Just a few years after stepping onto the ice at the Utah Olympic Oval in Kearns to begin his speedskating journey, the 15-year-old from Stansbury Park is earning national recognition. Halling was named US Speedskating’s 2020 Male Short Track Development Athlete of the Year last month, capping a successful year that has him knocking on the door of international competition.
“I was pretty excited,” Halling said. “I have a few friends who got on the junior development team last year, so it was really cool to be named the junior development skater of the year.”
He is excited for the opportunity to learn alongside some of America’s top speedskaters later this year during a week-long camp that will include Olympians and Olympic hopefuls.

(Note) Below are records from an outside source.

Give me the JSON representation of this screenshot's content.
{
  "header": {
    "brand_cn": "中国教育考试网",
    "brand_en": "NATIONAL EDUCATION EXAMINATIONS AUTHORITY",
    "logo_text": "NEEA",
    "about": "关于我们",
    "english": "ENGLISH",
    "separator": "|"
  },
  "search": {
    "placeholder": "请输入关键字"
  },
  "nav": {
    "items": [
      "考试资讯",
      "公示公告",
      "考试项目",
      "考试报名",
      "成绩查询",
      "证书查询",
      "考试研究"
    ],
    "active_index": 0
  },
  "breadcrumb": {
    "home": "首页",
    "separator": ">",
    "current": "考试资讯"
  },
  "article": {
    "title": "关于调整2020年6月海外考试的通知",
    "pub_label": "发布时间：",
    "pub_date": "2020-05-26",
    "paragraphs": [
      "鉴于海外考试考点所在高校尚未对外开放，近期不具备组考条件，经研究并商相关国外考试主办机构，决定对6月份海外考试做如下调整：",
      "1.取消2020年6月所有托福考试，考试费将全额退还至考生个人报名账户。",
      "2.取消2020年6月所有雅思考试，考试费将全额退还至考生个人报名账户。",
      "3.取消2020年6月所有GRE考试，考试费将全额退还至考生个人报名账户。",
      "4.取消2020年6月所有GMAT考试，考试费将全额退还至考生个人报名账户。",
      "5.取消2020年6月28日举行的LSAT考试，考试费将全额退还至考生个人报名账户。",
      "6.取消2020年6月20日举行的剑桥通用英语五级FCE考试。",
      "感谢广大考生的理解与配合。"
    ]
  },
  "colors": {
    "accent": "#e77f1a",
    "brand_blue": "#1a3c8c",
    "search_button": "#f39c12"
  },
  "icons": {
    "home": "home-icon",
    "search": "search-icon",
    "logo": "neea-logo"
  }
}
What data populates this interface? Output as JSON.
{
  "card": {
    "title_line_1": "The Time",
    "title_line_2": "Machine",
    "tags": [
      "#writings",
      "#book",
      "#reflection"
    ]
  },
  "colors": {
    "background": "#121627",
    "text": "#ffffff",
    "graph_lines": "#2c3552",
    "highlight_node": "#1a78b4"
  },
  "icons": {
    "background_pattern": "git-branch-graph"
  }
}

“That will be really cool training with all the people who went to the Olympics and are going to the Olympics, (and) are going to World Cup (events) and training with those coaches,” he said. “It’s going to be fun this season, so I’m excited for that.”
Halling currently competes for the Oval FAST Team under the guidance of coach Li Geng at the Olympic Oval, having worked his way up the US Speedskating ladder. He admitted that there was a bit of an adjustment period going from regular ice skates to speed skates, but he got the hang of things quickly. He travels to Kearns for training, which can include nine on-ice sessions per week for the homeschooled teenager.
“We went skating once or twice a year since I was three, so I had skated before – just not on speed skates,” he said, noting that most skaters pick up the sport around the age of nine or 10. “It wasn’t too hard. The skates were really long, so I fell over a few times, but it wasn’t super super hard to pick up.”
Since those beginnings, he has become one of the elite skaters his age in the country. The Oval FAST team draws skaters from across the country to compete on the Utah Olympic Oval’s first-rate ice surface, and Halling is one of just three skaters from Utah on this year’s team. Others come from as far away as Chicago and New York to be a part of the team, which takes part in competitions nationwide.
“I really like traveling and competing,” Halling said. “All the skaters know each other, so it’s really fun at every competition around the country when we get to see all our skater friends that we saw at the last competition.”
His goal is to be in contention for a spot on the 2022 U.S. Olympic Team that will compete in Beijing, China, and he hopes to be firmly on the team when the 2026 Winter Olympics take place in Milan and Cortina d’Ampezzo, Italy.
According to a bio on the US Speedskating website, Halling lists American speedskaters Jessica Smith-Kooreman and Jeff Simon among those who have inspired him, as well as former Oval club skater Steve Johnson. Off the ice, he enjoys skiing, biking and “all watersports behind a boat,” as well as chess and coin collecting. He has memorized and played all 40 pages of Beethoven’s Piano Concerto No. 1 for submission to the Utah Symphony and is currently learning American Sign Language.
After his skating career, Halling hopes to become an airline pilot like his father, Brian.